A resistência iraquiana é o setor mais combativo no país, ela atua não só na luta armada mas também tem os seus partidos, assim como o Hesbolá. São diversos grupos que têm relações com o Irã e com todo o Eixo da Resistência. Um encontro interessante aconteceu entre uma dessas organizações e o embaixador da Rússia. O xeique Qais al-Khazali recebeu Elbrus Kutrashev para uma reunião. Ele fez questão de abordar a questão militar, destacando o grande potencial que a Rússia tem de armar o exército do país e também as FMP. O acontecimento é importante, pois a Síria, país vizinho e em situação semelhante à do Iraque, já tem uma base militar russa.
Outro acontecimento importante que foi revelado em um relatório do portal saudita Al Arabya foi a visita do líder da Força Quds do Irã, o sucessor de Soleimani, ao Iraque. Ele encontrou diversos grupos da resistência, o que claramente resultou em uma trégua parcial.

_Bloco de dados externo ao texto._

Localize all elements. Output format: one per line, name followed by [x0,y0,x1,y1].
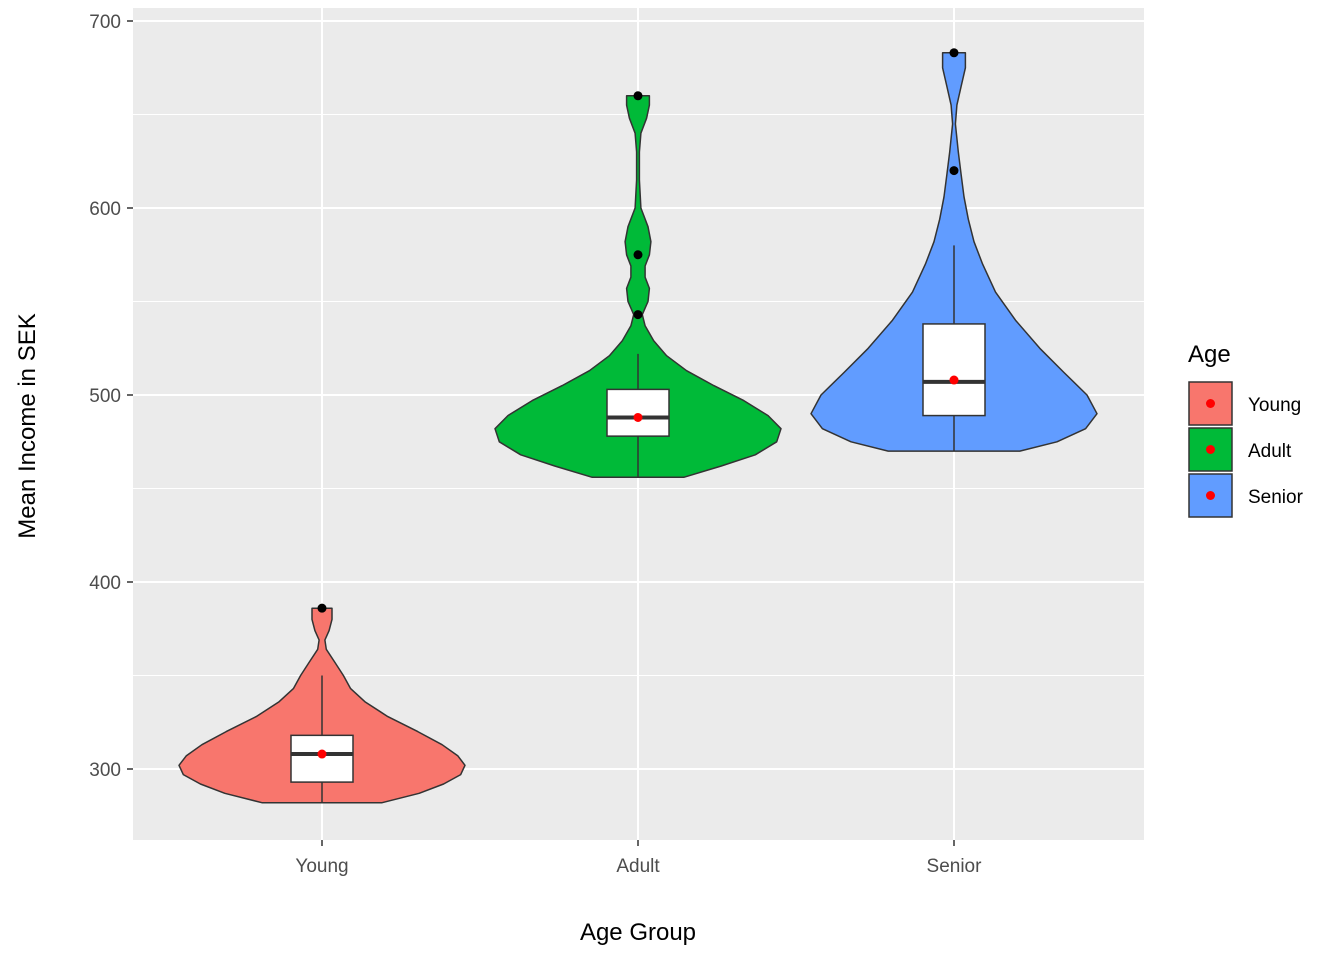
outlier-point [949,166,959,176]
box-young [290,734,354,783]
legend-key-point [1206,491,1215,500]
outlier-point [633,250,643,260]
box-senior [922,323,986,417]
legend-key-point [1206,445,1215,454]
violin-adult [494,95,782,479]
legend-key-point [1206,399,1215,408]
x-tick-label: Adult [616,856,660,877]
outlier-point [317,603,327,613]
legend-label-senior: Senior [1248,487,1304,508]
x-axis-title: Age Group [580,919,696,946]
y-tick-label: 300 [89,760,121,781]
legend: Age Young Adult Senior [1188,341,1304,518]
y-tick-label: 500 [89,386,121,407]
mean-point [949,375,959,385]
outlier-point [633,91,643,101]
mean-point [633,412,643,422]
legend-label-young: Young [1248,395,1301,416]
boxplots [290,245,986,803]
x-tick-label: Senior [927,856,983,877]
y-tick-label: 400 [89,573,121,594]
mean-point [317,749,327,759]
axes: 300 400 500 600 700 Young Adult Senior [89,12,982,877]
legend-label-adult: Adult [1248,441,1292,462]
outlier-point [633,310,643,320]
y-axis-title: Mean Income in SEK [14,313,41,538]
legend-title: Age [1188,341,1231,368]
y-tick-label: 600 [89,199,121,220]
legend-items: Young Adult Senior [1188,381,1304,518]
y-tick-label: 700 [89,12,121,33]
box-adult [606,388,670,437]
outlier-point [949,48,959,58]
points [317,48,959,759]
x-tick-label: Young [295,856,348,877]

Os ataques que aconteciam diariamente às bases norte-americanas diminuíram drasticamente. O relatório afirma que houve uma orientação para segurar os ataques após o bombardeio à base dos EUA na Jordânia que matou três soldados norte-americanos, o mais mortal dos últimos anos.
A participação direta do Irã e da Rússia nas discussões com a resistência indica que há muitos desenvolvimentos políticos acontecendo por detrás das cortinas. Esse mesmo relatório afirmava que a trégua estabelecida era muito frágil e que a qualquer momento ataques constantes aos EUA poderiam recomeçar. Ao mesmo tempo, organizações como o al-Nujaba não concordaram com essa posição e continuaram os seus ataques aos EUA.
O desenvolvimento da luta no Iraque não se expressa apenas de forma política. No dia 23 de fevereiro foi reaberta a refinaria de petróleo Baij. Sudani afirmou na inauguração: “com essa conquista, estamos próximos de garantir todas as necessidades do país em derivados, o mais tardar até o meio do próximo ano”. Isso demonstra que o nacionalismo se fortalece no país e que seu principal inimigo é a ocupação dos EUA.
Ainda não é possível saber como essa crise se resolverá, mas um fator é certo: enquanto houver a guerra na Faixa de Gaza, a luta política no Iraque tende a avançar a passos largos. Após a derrota no Afeganistão, a derrota no Iraque e na Síria aparentam ser questão de tempo.